Brokers are, in fact, early techniques that can undoubtedly enhance. However researchers should first determine find out how to higher practice the underlying fashions to finish duties which are extra subjective.

“Like many issues in machine studying, it’s an information downside,” stated Lightman, when requested in regards to the limitations of brokers on subjective duties. “Among the analysis I’m actually enthusiastic about proper now is determining find out how to practice on much less verifiable duties. Now we have some leads on find out how to do these items.”
Noam Brown, an OpenAI researcher who helped create the IMO mannequin and o1, instructed TechCrunch that OpenAI has new general-purpose RL strategies which permit them to show AI fashions abilities that aren’t simply verified. This was how the corporate constructed the mannequin which achieved a gold medal at IMO, he stated.

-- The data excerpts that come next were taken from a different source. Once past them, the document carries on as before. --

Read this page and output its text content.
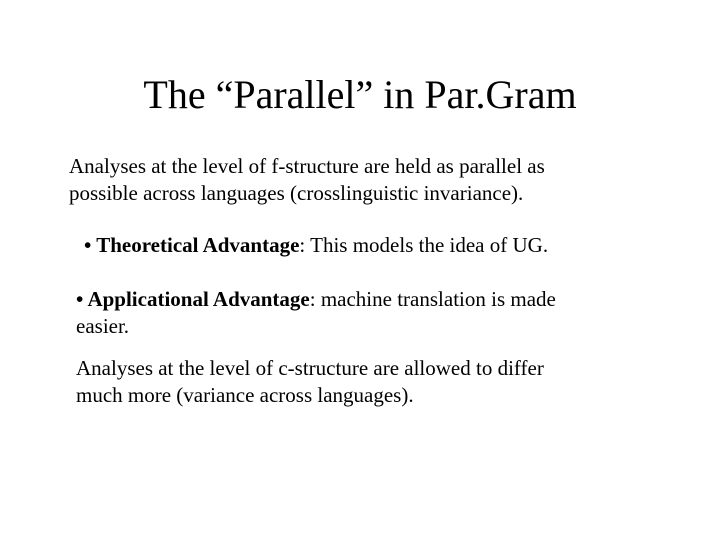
The “Parallel” in Par.Gram
Analyses at the level of f-structure are held as parallel as
possible across languages (crosslinguistic invariance).
• Theoretical Advantage: This models the idea of UG.
• Applicational Advantage: machine translation is made
easier.
Analyses at the level of c-structure are allowed to differ
much more (variance across languages).
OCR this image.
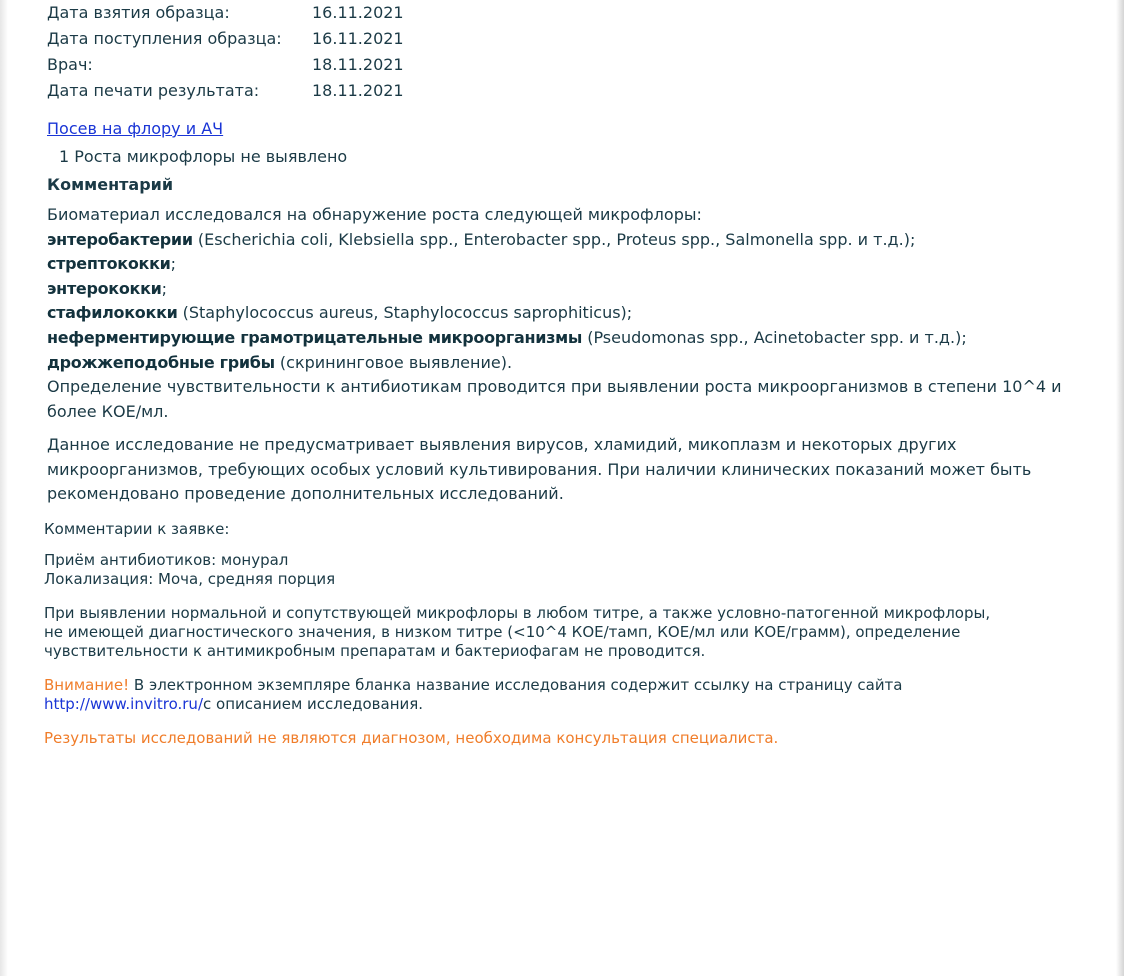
Дата взятия образца:	16.11.2021
Дата поступления образца: 16.11.2021
Врач:	18.11.2021
Дата печати результата:	18.11.2021
Посев на флору и АЧ
1 Роста микрофлоры не выявлено
Комментарий
Биоматериал исследовался на обнаружение роста следующей микрофлоры:
энтеробактерии (Escherichia coli, Klebsiella spp., Enterobacter spp., Proteus spp., Salmonella spp. и т.д.);
стрептококки;
энтерококки;
стафилококки (Staphylococcus aureus, Staphylococcus saprophiticus);
неферментирующие грамотрицательные микроорганизмы (Pseudomonas spp., Acinetobacter spp. и т.д.);
дрожжеподобные грибы (скрининговое выявление).
Определение чувствительности к антибиотикам проводится при выявлении роста микроорганизмов в степени 10^4 и
более КОЕ/мл.
Данное исследование не предусматривает выявления вирусов, хламидий, микоплазм и некоторых других
микроорганизмов, требующих особых условий культивирования. При наличии клинических показаний может быть
рекомендовано проведение дополнительных исследований.
Комментарии к заявке:
Приём антибиотиков: монурал
Локализация: Моча, средняя порция
При выявлении нормальной и сопутствующей микрофлоры в любом титре, а также условно-патогенной микрофлоры,
не имеющей диагностического значения, в низком титре (<10^4 КОЕ/тамп, КОЕ/мл или КОЕ/грамм), определение
чувствительности к антимикробным препаратам и бактериофагам не проводится.
Внимание! В электронном экземпляре бланка название исследования содержит ссылку на страницу сайта
http://www.invitro.ru/с описанием исследования.
Результаты исследований не являются диагнозом, необходима консультация специалиста.
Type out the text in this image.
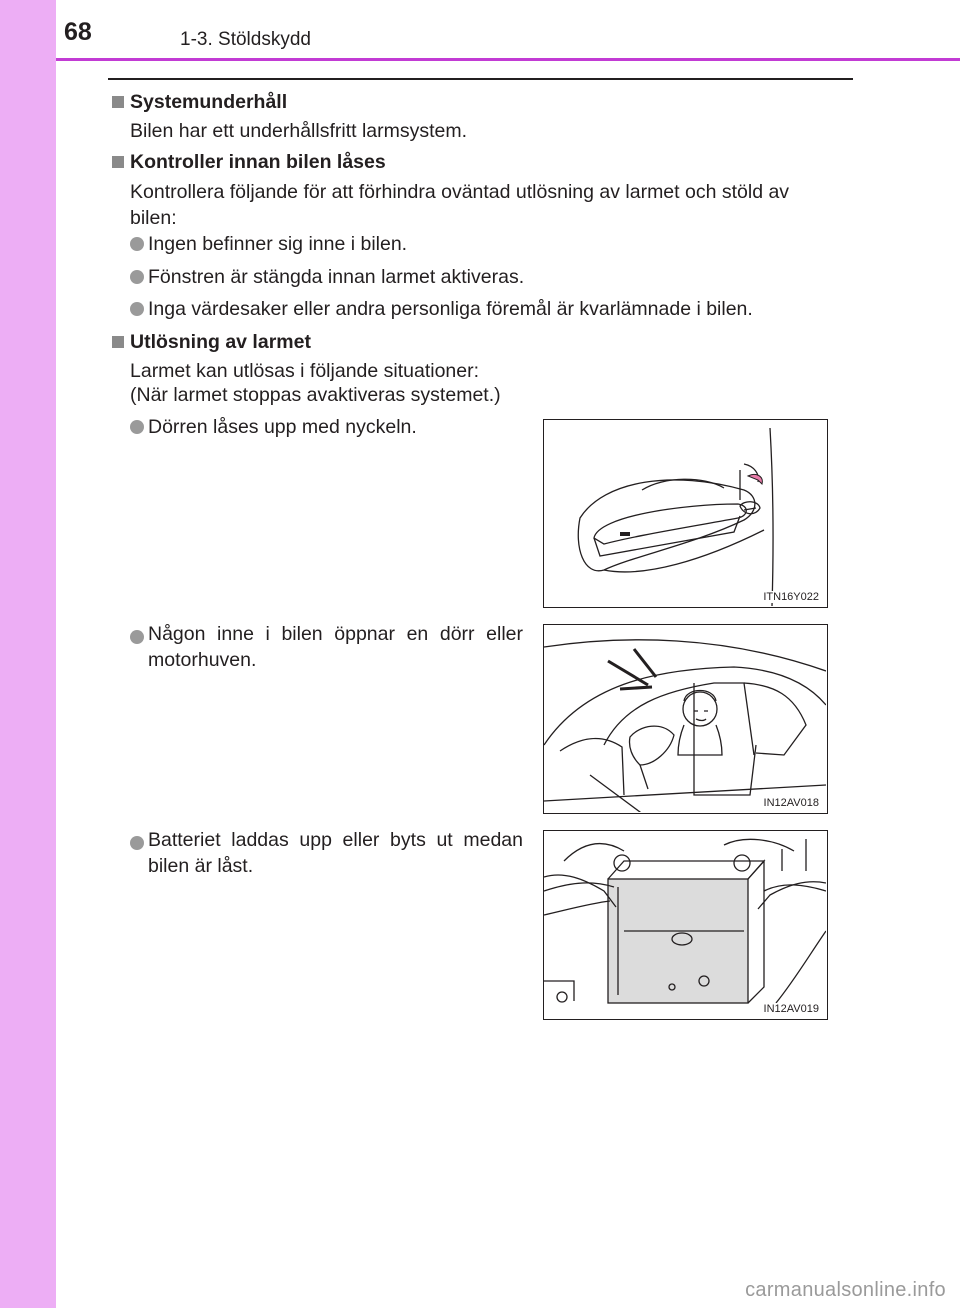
68	1-3. Stöldskydd
Systemunderhåll
Bilen har ett underhållsfritt larmsystem.
Kontroller innan bilen låses
Kontrollera följande för att förhindra oväntad utlösning av larmet och stöld av
bilen:
Ingen befinner sig inne i bilen.
Fönstren är stängda innan larmet aktiveras.
Inga värdesaker eller andra personliga föremål är kvarlämnade i bilen.
Utlösning av larmet
Larmet kan utlösas i följande situationer:
(När larmet stoppas avaktiveras systemet.)
Dörren låses upp med nyckeln.
ITN16Y022
Någon inne i bilen öppnar en dörr eller motorhuven.
IN12AV018
Batteriet laddas upp eller byts ut medan bilen är låst.
IN12AV019
carmanualsonline.info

OpenAI’s IMO mannequin was a more moderen AI system that spawns a number of brokers, which then concurrently discover a number of concepts, after which select the very best reply. A majority of these AI fashions are gaining popularity; Google and xAI have not too long ago launched state-of-the-art fashions utilizing this method.
“I believe these fashions will grow to be extra succesful at math, and I believe they’ll get extra succesful in different reasoning areas as nicely,” stated Brown. “The progress has been extremely quick. I don’t see any motive to suppose it should decelerate.”
These strategies might assist OpenAI’s fashions grow to be extra performant, good points that might present up within the firm’s upcoming GPT-5 mannequin. OpenAI hopes to say its dominance over rivals with the launch of GPT-5, ideally providing the greatest AI mannequin to energy brokers for builders and shoppers.
However the firm additionally desires to make its merchandise less complicated to make use of. El Kishky says OpenAI desires to develop AI brokers that intuitively perceive what customers need, with out requiring them to pick out particular settings. He says OpenAI goals to construct AI techniques that perceive when to name up sure instruments, and the way lengthy to motive for.
These concepts paint an image of an final model of ChatGPT: an agent that may do something on the web for you, and perceive the way you need it to be finished. That’s a a lot totally different product than what ChatGPT is at present, however the firm’s analysis is squarely headed on this route.
Whereas OpenAI undoubtedly led the AI {industry} a couple of years in the past, the corporate now faces a tranche of worthy opponents. The query is now not simply whether or not OpenAI can ship its agentic future, however can the corporate achieve this earlier than Google, Anthropic, xAI, or Meta beat them to it?